3. What does Beckett O’Brien do for a living?
He’s a college student, reportedly pursuing something in STEM or computer engineering. His career hasn’t started in any public sense. He graduated high school in 2024 and moved on to higher education.
4. Why is Beckett O’Brien so interested in technology?
No one fully knows, but it clearly predates any parental influence. Conan has mentioned Beckett tinkering with phones at age three and choosing Steve Jobs as his childhood hero during a school dress-up event. The tech obsession appears to be entirely his own thing.
5. Has Beckett ever appeared on Conan’s shows or podcasts?
Not on any shows or episodes in a formal way. His most notable public moment came at the 2025 Mark Twain Prize ceremony at the Kennedy Center, which was later streamed on Netflix. His IMDb page lists just that one credit.
6. What did Conan say about Beckett at the Mark Twain Prize ceremony?
He referred to Beckett and his sister Neve as his “patient and perpetually unimpressed children,” adding they probably don’t fully get what he does — and that they’re “not wrong.” Conan being Conan, it was funny. But there’s real truth buried in it.
7. What’s Beckett’s nationality and background?
American by birth. He carries Irish heritage through Conan’s side — the name Beckett itself reflects that — and Italian roots through his mother. Born in New York, raised in Los Angeles.
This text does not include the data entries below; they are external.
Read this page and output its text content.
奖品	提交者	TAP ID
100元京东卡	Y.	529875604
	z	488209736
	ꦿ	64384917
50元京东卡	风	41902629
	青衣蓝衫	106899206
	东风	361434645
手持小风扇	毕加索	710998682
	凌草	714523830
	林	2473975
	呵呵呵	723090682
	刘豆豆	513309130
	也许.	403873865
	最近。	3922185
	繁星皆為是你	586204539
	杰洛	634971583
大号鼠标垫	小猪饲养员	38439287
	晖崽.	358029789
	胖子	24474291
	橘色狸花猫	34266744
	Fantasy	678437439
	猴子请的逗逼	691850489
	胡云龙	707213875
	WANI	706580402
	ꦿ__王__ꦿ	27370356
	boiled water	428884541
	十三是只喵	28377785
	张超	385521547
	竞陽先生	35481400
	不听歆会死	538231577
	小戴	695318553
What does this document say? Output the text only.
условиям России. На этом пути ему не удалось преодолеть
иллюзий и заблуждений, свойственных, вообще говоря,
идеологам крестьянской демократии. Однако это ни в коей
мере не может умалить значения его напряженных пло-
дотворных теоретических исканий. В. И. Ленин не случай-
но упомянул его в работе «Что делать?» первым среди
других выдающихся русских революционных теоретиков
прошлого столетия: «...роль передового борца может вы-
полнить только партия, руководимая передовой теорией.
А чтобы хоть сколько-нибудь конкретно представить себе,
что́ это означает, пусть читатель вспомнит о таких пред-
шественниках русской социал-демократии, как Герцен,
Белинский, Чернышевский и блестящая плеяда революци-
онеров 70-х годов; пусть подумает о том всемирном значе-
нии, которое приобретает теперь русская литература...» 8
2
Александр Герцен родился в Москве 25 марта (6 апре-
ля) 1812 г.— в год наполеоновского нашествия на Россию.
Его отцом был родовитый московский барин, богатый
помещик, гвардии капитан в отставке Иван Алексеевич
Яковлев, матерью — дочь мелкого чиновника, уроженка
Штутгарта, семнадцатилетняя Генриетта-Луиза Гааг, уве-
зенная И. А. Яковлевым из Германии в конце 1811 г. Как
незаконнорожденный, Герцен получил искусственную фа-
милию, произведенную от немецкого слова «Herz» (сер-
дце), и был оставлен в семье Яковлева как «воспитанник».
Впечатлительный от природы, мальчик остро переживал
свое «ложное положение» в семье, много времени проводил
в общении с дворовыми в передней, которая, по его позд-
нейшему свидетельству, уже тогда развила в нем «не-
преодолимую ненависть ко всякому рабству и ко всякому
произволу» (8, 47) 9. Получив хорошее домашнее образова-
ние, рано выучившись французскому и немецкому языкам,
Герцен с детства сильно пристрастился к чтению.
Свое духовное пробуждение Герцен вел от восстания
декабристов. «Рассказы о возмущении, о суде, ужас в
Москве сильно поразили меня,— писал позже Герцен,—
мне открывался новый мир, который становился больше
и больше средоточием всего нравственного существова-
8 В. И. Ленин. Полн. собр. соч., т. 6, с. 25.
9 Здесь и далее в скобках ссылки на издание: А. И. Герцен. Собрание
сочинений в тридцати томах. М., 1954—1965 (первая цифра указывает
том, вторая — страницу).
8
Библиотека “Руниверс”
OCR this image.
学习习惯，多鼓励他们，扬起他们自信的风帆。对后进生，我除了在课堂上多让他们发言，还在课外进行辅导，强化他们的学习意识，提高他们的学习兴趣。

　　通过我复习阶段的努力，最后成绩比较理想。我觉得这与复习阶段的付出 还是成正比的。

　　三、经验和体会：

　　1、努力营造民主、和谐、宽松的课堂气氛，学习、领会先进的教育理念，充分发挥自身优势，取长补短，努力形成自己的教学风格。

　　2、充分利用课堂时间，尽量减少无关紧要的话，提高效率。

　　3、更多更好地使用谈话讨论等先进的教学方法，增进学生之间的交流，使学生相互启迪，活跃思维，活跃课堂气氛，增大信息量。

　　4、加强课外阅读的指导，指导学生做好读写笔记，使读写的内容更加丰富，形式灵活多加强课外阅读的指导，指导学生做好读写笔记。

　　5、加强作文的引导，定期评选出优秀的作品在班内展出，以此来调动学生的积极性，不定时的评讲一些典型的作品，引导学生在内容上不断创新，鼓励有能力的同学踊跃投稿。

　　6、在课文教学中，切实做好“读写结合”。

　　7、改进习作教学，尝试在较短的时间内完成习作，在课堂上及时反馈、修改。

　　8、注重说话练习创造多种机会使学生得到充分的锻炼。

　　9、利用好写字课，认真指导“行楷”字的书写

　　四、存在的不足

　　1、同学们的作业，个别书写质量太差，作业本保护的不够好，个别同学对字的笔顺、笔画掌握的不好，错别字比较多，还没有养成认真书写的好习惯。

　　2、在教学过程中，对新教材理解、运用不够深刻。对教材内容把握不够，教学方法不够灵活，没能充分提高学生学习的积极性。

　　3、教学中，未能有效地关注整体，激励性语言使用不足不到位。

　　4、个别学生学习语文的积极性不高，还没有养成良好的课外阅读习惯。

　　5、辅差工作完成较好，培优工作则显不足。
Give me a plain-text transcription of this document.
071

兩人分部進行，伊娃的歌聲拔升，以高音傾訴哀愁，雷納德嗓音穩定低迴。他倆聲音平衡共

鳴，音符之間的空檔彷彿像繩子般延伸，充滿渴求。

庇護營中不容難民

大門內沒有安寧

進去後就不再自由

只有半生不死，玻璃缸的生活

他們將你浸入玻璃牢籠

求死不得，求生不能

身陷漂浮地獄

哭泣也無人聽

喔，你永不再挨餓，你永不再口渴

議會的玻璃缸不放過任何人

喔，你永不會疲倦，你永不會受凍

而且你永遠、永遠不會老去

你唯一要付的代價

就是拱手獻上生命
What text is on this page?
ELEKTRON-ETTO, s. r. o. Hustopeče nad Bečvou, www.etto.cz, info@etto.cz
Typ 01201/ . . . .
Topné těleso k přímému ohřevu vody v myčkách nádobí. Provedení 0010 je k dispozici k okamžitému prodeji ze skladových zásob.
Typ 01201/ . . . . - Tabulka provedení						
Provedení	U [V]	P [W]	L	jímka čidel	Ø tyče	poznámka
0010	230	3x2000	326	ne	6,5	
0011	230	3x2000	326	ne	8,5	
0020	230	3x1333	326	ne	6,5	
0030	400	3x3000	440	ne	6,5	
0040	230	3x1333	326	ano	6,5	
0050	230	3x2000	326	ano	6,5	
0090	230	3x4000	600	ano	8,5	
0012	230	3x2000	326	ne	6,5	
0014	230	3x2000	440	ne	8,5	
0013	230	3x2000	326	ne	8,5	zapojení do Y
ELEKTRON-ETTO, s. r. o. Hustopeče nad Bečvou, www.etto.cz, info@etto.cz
8. Does Beckett have any siblings?
Yes, one older sister named Neve O’Brien, born October 14, 2003. Neve is currently a student at Yale University studying history. She’s been more publicly visible than Beckett, though still very private by most standards.
9. What did Conan say about Beckett’s personality beyond tech?
In a 2014 Absolute Radio interview, Conan described his son as “intense,” someone who constantly argues and always finds ways to bend rules. His words, not mine: “He’s always scamming the system.” That’s either a future entrepreneur or a future headache. Probably both.
10. Is Beckett O’Brien on IMDb?
Yes, with one single credit: himself, listed as “Conan’s Son” for the 2025 Mark Twain Prize Netflix special. That’s the entire filmography. One appearance. One credit. At a ceremony where he wasn’t even the main subject.
11. Will Beckett O’Brien go into entertainment?
Nobody knows, and he hasn’t indicated anything either way. His apparent interest points toward technology and engineering rather than comedy or TV. But his family environment means the entertainment door will always be open. Whether he walks through it is entirely up to him.
12. How tall is Beckett O’Brien?
Some sources estimate around 6 feet, similar to his father’s tall build. Nothing is confirmed. His physical stats are not officially documented anywhere credible, which honestly tracks with everything else we know about him.